To be fair, there are still a couple of Windows applications for which I’m looking for alternatives: Picasa, Paint.NET, ActiveSync (to sync my Windows Mobile phone, which I will not be replacing with an iPhone). I know about iPhoto for the first and Missing Sync for the last; I plan to copy some of my very large photo library over and let iPhoto convince me, but I’m turned off by the nearly $40 price tag for Missing Sync. Meanwhile, I’ve set up Bluetooth file transfer between the Mac and the phone — something that never worked on the Dell — and have managed to do backups of a sort for the time being.
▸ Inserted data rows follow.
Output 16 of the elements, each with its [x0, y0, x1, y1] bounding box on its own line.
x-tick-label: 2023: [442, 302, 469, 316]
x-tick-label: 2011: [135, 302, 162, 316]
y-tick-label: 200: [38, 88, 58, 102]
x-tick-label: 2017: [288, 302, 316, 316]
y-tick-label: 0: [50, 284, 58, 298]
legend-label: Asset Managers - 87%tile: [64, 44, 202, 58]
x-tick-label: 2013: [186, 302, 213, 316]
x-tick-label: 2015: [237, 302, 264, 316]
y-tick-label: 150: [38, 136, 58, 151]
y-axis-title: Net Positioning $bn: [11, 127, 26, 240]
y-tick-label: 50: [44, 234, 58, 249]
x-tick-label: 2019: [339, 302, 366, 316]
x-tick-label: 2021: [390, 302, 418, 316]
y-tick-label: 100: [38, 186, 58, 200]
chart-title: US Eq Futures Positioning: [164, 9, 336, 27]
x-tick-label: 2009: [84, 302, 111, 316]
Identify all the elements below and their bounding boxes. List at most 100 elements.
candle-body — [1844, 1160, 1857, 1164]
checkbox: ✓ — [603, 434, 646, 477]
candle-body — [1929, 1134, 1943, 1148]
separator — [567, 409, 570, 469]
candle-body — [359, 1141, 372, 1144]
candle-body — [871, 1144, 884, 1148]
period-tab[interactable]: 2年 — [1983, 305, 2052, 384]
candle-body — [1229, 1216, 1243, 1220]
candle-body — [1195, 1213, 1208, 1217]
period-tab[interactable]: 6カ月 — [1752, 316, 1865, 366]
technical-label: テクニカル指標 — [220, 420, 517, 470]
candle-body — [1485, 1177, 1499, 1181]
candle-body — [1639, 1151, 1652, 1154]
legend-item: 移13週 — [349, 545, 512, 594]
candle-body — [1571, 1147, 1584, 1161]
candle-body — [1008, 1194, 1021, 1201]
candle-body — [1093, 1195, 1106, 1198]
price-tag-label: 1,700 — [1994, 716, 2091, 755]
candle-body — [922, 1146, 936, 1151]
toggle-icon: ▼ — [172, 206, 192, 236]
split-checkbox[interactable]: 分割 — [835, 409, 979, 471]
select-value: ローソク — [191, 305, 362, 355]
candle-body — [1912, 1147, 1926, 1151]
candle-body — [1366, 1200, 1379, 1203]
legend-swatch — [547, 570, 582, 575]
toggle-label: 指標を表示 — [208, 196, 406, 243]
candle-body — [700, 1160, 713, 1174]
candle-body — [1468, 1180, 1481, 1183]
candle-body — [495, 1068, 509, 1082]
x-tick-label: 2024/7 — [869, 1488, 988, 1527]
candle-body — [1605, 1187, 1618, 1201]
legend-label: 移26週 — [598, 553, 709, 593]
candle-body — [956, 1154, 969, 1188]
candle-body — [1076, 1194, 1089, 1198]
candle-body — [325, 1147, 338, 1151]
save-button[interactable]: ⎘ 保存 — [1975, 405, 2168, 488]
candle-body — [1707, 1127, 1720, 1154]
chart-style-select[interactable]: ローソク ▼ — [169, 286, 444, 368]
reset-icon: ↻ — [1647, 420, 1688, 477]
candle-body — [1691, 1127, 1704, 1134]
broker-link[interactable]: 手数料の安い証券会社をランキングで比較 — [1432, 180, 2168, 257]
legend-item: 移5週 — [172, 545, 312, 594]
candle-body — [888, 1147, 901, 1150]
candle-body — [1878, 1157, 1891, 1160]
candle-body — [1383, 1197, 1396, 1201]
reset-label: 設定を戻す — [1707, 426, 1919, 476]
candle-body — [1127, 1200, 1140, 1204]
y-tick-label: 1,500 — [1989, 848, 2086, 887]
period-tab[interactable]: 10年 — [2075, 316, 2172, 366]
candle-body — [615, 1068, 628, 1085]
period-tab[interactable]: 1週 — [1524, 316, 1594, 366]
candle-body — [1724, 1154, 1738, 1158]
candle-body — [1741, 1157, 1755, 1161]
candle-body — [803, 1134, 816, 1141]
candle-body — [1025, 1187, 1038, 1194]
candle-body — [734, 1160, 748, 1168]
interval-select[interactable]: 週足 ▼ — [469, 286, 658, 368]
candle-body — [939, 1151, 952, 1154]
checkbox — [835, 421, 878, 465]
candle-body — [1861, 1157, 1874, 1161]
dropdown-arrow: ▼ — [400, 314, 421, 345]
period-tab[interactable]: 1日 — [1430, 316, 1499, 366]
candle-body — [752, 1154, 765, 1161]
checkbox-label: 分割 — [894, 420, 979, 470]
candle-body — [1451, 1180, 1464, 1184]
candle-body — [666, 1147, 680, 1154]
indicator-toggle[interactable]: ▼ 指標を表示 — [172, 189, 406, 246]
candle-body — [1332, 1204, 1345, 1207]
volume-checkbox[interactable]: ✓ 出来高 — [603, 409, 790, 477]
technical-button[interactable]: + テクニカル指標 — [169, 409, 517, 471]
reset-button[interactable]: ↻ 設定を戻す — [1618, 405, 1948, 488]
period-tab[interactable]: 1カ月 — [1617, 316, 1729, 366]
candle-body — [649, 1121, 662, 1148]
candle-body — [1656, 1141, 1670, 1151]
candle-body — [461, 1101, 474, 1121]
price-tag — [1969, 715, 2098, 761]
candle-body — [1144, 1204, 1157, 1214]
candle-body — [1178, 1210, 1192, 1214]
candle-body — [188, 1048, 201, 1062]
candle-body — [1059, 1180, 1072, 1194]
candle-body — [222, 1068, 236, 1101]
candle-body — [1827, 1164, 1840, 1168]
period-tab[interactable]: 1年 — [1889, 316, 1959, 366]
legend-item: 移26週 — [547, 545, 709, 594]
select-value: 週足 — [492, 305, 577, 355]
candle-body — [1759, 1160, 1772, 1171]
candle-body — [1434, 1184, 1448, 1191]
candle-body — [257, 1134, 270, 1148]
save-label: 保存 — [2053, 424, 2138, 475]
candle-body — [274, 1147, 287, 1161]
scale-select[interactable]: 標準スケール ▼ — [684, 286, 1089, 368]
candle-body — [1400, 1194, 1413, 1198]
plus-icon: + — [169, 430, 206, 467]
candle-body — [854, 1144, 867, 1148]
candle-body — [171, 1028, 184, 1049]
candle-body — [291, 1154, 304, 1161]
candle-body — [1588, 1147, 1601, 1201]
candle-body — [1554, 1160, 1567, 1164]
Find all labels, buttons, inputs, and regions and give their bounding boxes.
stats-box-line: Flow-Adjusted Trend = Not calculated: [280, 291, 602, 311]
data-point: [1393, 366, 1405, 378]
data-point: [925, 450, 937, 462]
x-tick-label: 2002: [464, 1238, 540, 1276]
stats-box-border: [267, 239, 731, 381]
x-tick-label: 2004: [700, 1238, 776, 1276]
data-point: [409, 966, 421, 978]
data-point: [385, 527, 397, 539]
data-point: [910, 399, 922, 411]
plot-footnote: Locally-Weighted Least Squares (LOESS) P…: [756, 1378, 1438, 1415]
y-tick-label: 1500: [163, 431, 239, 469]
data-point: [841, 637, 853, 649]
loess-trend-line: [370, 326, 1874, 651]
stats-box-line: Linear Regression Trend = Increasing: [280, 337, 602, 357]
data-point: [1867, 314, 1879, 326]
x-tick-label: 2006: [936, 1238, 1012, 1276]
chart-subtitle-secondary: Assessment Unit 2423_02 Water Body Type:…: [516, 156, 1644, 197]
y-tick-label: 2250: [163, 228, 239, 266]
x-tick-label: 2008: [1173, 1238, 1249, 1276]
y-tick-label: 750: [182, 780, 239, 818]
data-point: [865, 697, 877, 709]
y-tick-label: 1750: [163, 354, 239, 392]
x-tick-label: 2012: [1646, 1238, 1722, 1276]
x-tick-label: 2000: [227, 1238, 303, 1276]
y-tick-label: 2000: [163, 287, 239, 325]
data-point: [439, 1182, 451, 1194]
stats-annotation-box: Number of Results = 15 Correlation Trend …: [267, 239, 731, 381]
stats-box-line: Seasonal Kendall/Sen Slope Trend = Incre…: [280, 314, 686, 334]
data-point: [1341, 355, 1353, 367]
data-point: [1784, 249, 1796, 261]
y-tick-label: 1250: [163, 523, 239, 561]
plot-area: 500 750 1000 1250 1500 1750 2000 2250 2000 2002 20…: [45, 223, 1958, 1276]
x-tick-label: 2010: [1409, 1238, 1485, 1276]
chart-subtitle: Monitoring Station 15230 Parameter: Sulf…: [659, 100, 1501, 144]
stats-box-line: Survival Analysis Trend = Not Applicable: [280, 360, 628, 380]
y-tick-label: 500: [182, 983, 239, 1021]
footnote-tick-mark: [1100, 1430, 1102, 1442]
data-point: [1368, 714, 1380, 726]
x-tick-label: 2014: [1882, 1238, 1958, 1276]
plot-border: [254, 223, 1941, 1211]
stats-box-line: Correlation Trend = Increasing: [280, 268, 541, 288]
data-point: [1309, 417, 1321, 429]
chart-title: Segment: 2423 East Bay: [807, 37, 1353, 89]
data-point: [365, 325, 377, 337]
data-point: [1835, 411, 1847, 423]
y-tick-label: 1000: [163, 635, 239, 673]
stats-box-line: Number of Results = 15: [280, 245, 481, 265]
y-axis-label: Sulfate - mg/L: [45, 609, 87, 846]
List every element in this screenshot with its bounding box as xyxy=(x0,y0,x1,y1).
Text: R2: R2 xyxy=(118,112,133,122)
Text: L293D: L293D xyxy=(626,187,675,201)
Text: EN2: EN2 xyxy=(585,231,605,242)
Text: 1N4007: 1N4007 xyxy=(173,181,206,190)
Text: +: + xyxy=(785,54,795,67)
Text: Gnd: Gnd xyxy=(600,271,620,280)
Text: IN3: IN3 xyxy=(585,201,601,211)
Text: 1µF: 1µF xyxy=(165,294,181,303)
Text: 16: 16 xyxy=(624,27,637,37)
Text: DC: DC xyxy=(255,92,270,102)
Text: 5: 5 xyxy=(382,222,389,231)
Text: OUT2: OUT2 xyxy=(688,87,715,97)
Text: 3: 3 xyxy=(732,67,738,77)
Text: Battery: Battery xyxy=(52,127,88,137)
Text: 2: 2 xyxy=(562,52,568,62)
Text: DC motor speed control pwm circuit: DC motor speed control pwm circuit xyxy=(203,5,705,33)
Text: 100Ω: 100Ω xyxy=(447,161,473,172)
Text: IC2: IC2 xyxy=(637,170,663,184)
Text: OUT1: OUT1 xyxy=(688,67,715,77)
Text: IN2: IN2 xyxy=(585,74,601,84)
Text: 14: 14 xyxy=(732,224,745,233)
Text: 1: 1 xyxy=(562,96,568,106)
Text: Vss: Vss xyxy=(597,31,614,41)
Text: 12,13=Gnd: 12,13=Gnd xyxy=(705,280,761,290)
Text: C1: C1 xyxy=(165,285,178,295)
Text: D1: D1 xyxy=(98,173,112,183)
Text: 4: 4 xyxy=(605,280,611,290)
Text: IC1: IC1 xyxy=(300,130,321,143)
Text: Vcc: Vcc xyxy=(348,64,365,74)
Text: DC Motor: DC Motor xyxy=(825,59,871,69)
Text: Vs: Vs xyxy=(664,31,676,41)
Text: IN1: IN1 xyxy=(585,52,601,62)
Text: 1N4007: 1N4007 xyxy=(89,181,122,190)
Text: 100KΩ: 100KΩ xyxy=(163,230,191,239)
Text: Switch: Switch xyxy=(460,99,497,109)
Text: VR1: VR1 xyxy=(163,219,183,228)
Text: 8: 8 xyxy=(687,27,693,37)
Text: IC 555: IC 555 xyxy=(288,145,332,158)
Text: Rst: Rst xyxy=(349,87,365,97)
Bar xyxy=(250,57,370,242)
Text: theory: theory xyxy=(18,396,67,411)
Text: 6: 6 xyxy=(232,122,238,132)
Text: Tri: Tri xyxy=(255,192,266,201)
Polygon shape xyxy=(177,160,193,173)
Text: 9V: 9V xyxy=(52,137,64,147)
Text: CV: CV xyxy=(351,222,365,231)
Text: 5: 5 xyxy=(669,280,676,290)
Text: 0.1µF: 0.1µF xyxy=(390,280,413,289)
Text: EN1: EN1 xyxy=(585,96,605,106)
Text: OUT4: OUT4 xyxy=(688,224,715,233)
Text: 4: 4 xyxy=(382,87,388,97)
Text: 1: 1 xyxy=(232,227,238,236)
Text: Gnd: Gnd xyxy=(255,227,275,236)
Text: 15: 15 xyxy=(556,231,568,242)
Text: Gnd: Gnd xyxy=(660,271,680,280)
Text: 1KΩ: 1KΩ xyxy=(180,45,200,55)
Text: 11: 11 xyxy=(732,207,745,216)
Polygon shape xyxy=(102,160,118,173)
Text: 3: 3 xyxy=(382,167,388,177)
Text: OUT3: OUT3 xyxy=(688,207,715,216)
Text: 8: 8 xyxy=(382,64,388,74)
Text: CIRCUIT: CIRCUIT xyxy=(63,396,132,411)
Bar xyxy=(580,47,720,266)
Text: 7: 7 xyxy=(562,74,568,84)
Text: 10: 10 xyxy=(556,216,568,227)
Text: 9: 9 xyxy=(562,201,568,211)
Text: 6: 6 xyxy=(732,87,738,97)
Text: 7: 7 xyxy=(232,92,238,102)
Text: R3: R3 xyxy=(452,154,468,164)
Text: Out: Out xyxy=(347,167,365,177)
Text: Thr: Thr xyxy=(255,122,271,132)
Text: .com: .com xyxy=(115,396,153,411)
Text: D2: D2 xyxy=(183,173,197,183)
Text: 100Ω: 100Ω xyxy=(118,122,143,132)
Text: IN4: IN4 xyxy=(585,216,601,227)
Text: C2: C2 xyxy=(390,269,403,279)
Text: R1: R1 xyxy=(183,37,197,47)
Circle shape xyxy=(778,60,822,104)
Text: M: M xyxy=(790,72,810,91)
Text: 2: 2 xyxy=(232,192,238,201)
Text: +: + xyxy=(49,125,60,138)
I really don’t know where to begin for a good Mac OS alternative to Paint.NET. OS X doesn’t appear to come with an image editor and I don’t need anything as complex as Photoshop or the GIMP. Suggestions welcome!

As a longtime, dedicated Opera fan and user I’m rather surprised at how quickly I’ve taken to Safari. I had the Windows version of Safari on the Dell as a backup and testing browser, so I was familiar with it, and I do have the Mac OS version of Opera on the Mac but it’s sitting, forlorn, unused in the Dock. I found a HOWTO on getting iChat to work with Yahoo (it already works with AIM and other Jabber services); I’ve set up Mail with my email accounts and RSS feeds; I’ve imported most of my music into iTunes; I’ve recorded three podcast segments in GarageBand so far.

To use an over-used cliche, everything — or at least almost everything — just works. Want to wake up the machine? Open the lid, it wakes up. It doesn’t click and buzz and hum and whir for a while before deciding whether this will be one of the approximately 25% of times when, like the Dell, it will refuse to wake up. It connects to WiFi almost instantly. Bluetooth, mentioned above, works the way it should; in fact, I’ve been able to pair a set of Bluetooth headphones I bought to use with the phone to the Mac, and that never worked on the Dell (or even my company laptop, a Lenovo ThinkPad).

Things work the way I instinctively think they ought to work.

The point here is that I’m really quite happy with the Mac and, contrary to my expectations, I’m having very little trouble in learning to be comfortable with OS X.

Edit to add: I think I have my first downline. I’ve been bringing the Mac to work (I always brought the Dell to work) and a couple of the other engineers have been admiring it. One in particular just spent ten minutes asking me very specific questions about “how to do stuff” on the Mac, Web browsing, email, the usual. He seemed interested.